Researchers believe that in the basement, which is now at a depth of almost 3 meters underground, there was a concrete floor and stone walls with decorative drawings.

Matthew Morris, Project Manager, says: “This find can be of great importance. This area of Leicester has been explored few. The historical quarter is one of the white spots on the archaeological city map".

“The find is very important for understanding the history of Leicester cathedral, says Morris. - Despite the fact that this is an iconic building for city, we don't know too much about its early history. Most of what you see above ground today has been rebuilt into a Victorian period. Therefore, excavations near the cathedral were the only way deal with key issues, such as when it was first founded, and what was in its place before? The people have long existed legend that there was a Roman temple under the cathedral. So far we have not been able say whether he was there or not. But discovering this cellar and fragment Roman altar stone indicates that there was definitely Roman sacred building.

According to archaeologists, the Roman sanctuary was built around the 2nd century and then deliberately buried. According to Morris, the room was used to worship God or gods. Also indoors several pieces of Roman pottery and coins were found.

Also in the room were found several pieces of Roman ceramics and coins.

The excavations were part of a building restoration project initiated by in the list of architectural monuments. It is believed that the cathedral was the first built in the 11th century. As part of the reconstruction next to the cathedral will be a center for the study of the historical heritage of this place was built.

The area excavated in Leicester was only 14 square meters. meters), but, as Morris stated: “If you dig a hole anywhere in Leicester, you'll find something interesting." So, in addition to the remains Roman structure, during the study of the area around the cathedral and excavations 1100 burials were discovered dating back to the 11th century and the middle of the 19th century. The remains found there will be studied, analyzed and re-buried on the grounds of the cathedral. According to Morris, the findings will give scientists "a very good idea of this area of Leicester".

Rare artefacts were also found during the excavations.
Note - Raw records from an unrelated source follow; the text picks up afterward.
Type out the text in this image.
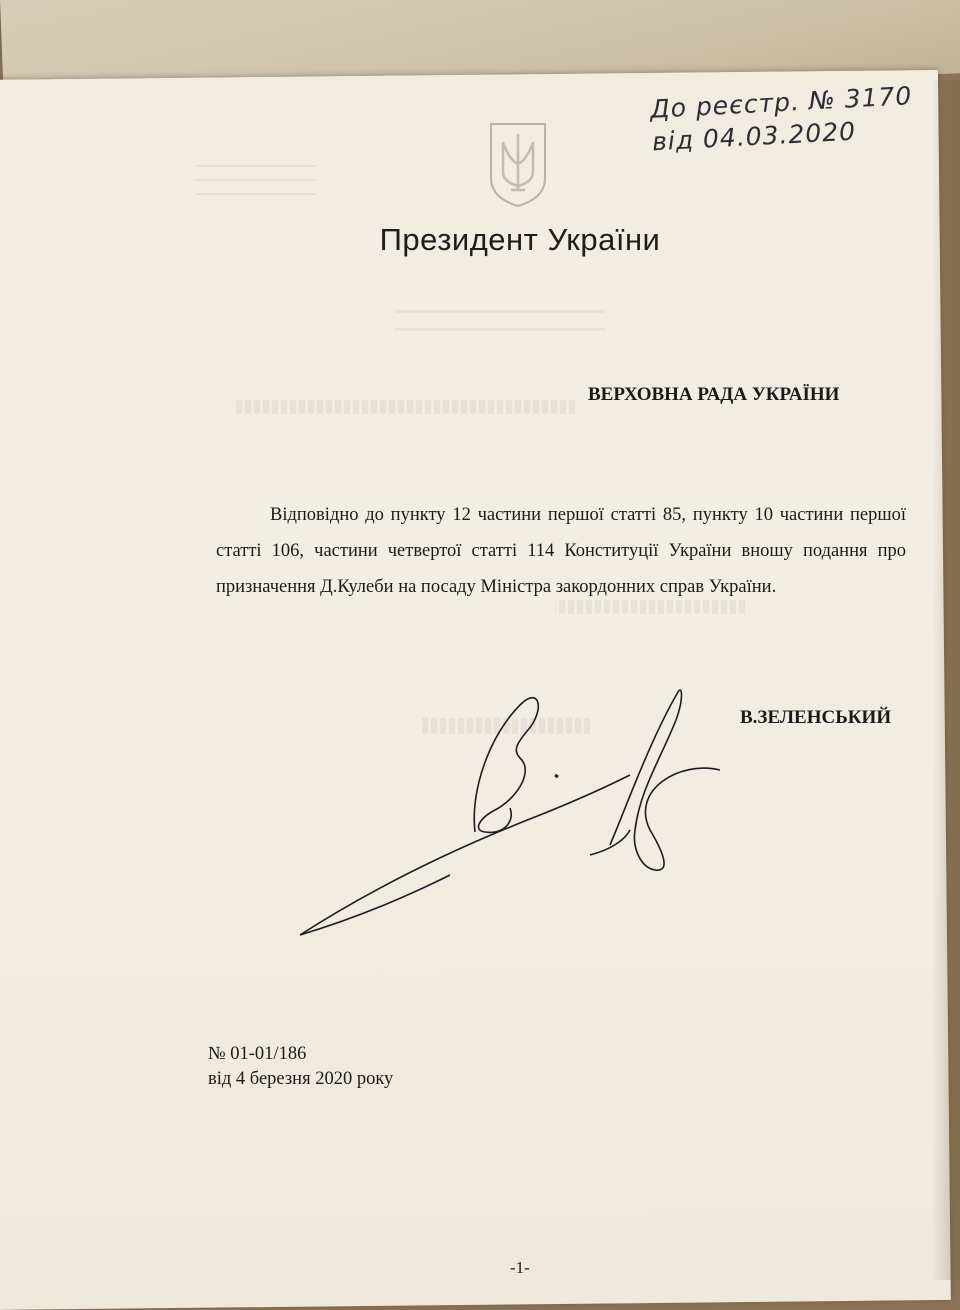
До реєстр. № 3170
від 04.03.2020
Президент України
ВЕРХОВНА РАДА УКРАЇНИ
Відповідно до пункту 12 частини першої статті 85, пункту 10 частини першої статті 106, частини четвертої статті 114 Конституції України вношу подання про призначення Д.Кулеби на посаду Міністра закордонних справ України.
В.ЗЕЛЕНСЬКИЙ
№ 01-01/186
від 4 березня 2020 року
-1-
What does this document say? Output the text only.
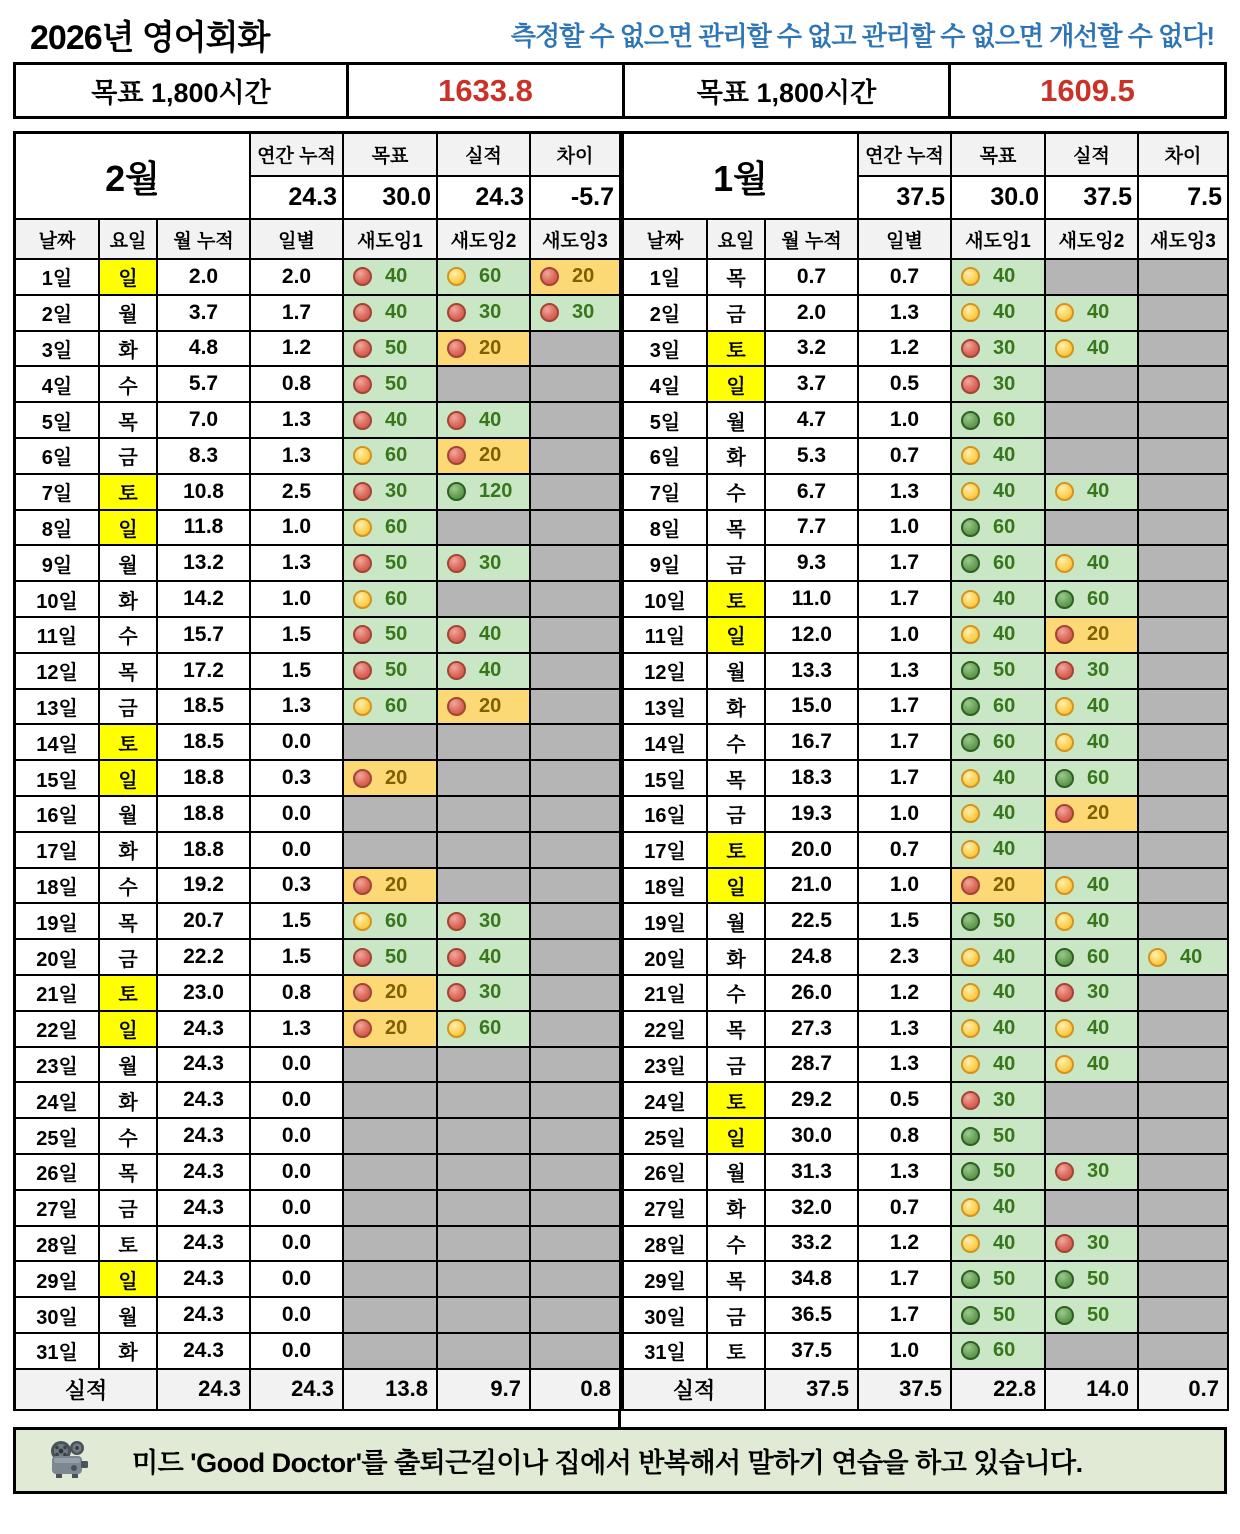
2026년 영어회화	측정할 수 없으면 관리할 수 없고 관리할 수 없으면 개선할 수 없다!
목표 1,800시간	1633.8	목표 1,800시간	1609.5
2월
연간 누적	목표	실적	차이
24.3	30.0	24.3	-5.7
날짜	요일	월 누적	일별	새도잉1	새도잉2	새도잉3
1일	일	2.0	2.0	40	60	20
2일	월	3.7	1.7	40	30	30
3일	화	4.8	1.2	50	20
4일	수	5.7	0.8	50
5일	목	7.0	1.3	40	40
6일	금	8.3	1.3	60	20
7일	토	10.8	2.5	30	120
8일	일	11.8	1.0	60
9일	월	13.2	1.3	50	30
10일	화	14.2	1.0	60
11일	수	15.7	1.5	50	40
12일	목	17.2	1.5	50	40
13일	금	18.5	1.3	60	20
14일	토	18.5	0.0
15일	일	18.8	0.3	20
16일	월	18.8	0.0
17일	화	18.8	0.0
18일	수	19.2	0.3	20
19일	목	20.7	1.5	60	30
20일	금	22.2	1.5	50	40
21일	토	23.0	0.8	20	30
22일	일	24.3	1.3	20	60
23일	월	24.3	0.0
24일	화	24.3	0.0
25일	수	24.3	0.0
26일	목	24.3	0.0
27일	금	24.3	0.0
28일	토	24.3	0.0
29일	일	24.3	0.0
30일	월	24.3	0.0
31일	화	24.3	0.0
실적	24.3	24.3	13.8	9.7	0.8
1월
연간 누적	목표	실적	차이
37.5	30.0	37.5	7.5
날짜	요일	월 누적	일별	새도잉1	새도잉2	새도잉3
1일	목	0.7	0.7	40
2일	금	2.0	1.3	40	40
3일	토	3.2	1.2	30	40
4일	일	3.7	0.5	30
5일	월	4.7	1.0	60
6일	화	5.3	0.7	40
7일	수	6.7	1.3	40	40
8일	목	7.7	1.0	60
9일	금	9.3	1.7	60	40
10일	토	11.0	1.7	40	60
11일	일	12.0	1.0	40	20
12일	월	13.3	1.3	50	30
13일	화	15.0	1.7	60	40
14일	수	16.7	1.7	60	40
15일	목	18.3	1.7	40	60
16일	금	19.3	1.0	40	20
17일	토	20.0	0.7	40
18일	일	21.0	1.0	20	40
19일	월	22.5	1.5	50	40
20일	화	24.8	2.3	40	60	40
21일	수	26.0	1.2	40	30
22일	목	27.3	1.3	40	40
23일	금	28.7	1.3	40	40
24일	토	29.2	0.5	30
25일	일	30.0	0.8	50
26일	월	31.3	1.3	50	30
27일	화	32.0	0.7	40
28일	수	33.2	1.2	40	30
29일	목	34.8	1.7	50	50
30일	금	36.5	1.7	50	50
31일	토	37.5	1.0	60
실적	37.5	37.5	22.8	14.0	0.7
미드 'Good Doctor'를 출퇴근길이나 집에서 반복해서 말하기 연습을 하고 있습니다.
Anglo-Saxon period, including the first coin of that era, found in the city for 20 years. According to scientists, this is the first proof of the existence of a cultural layer of that era in this part cities.

These excavations made it possible to obtain a significant amount archaeological evidence in an area of modest size,” said John Thomas, one of the project participants.

“The project allowed us to excavate in the Leicester area, which we rarely get the opportunity to explore, and it certainly did not disappoint, says Thomas. - When we startedkt we had a few key research questions, but we weren't sure will we find answers on the territory of the singing school. Fortunately, archaeological finds are very well preserved, and although there is still a lot of analytical work, we are sure that we can answer all our questions and even many others.

“At the end of the work, we will have a much clearer an idea of what happened at this place during the Roman period, when the parish church of Saint Martin was founded, and the new understanding of Leicester's history through the fates of its inhabitants who were buried here more than 800 years ago,” the scientist claims.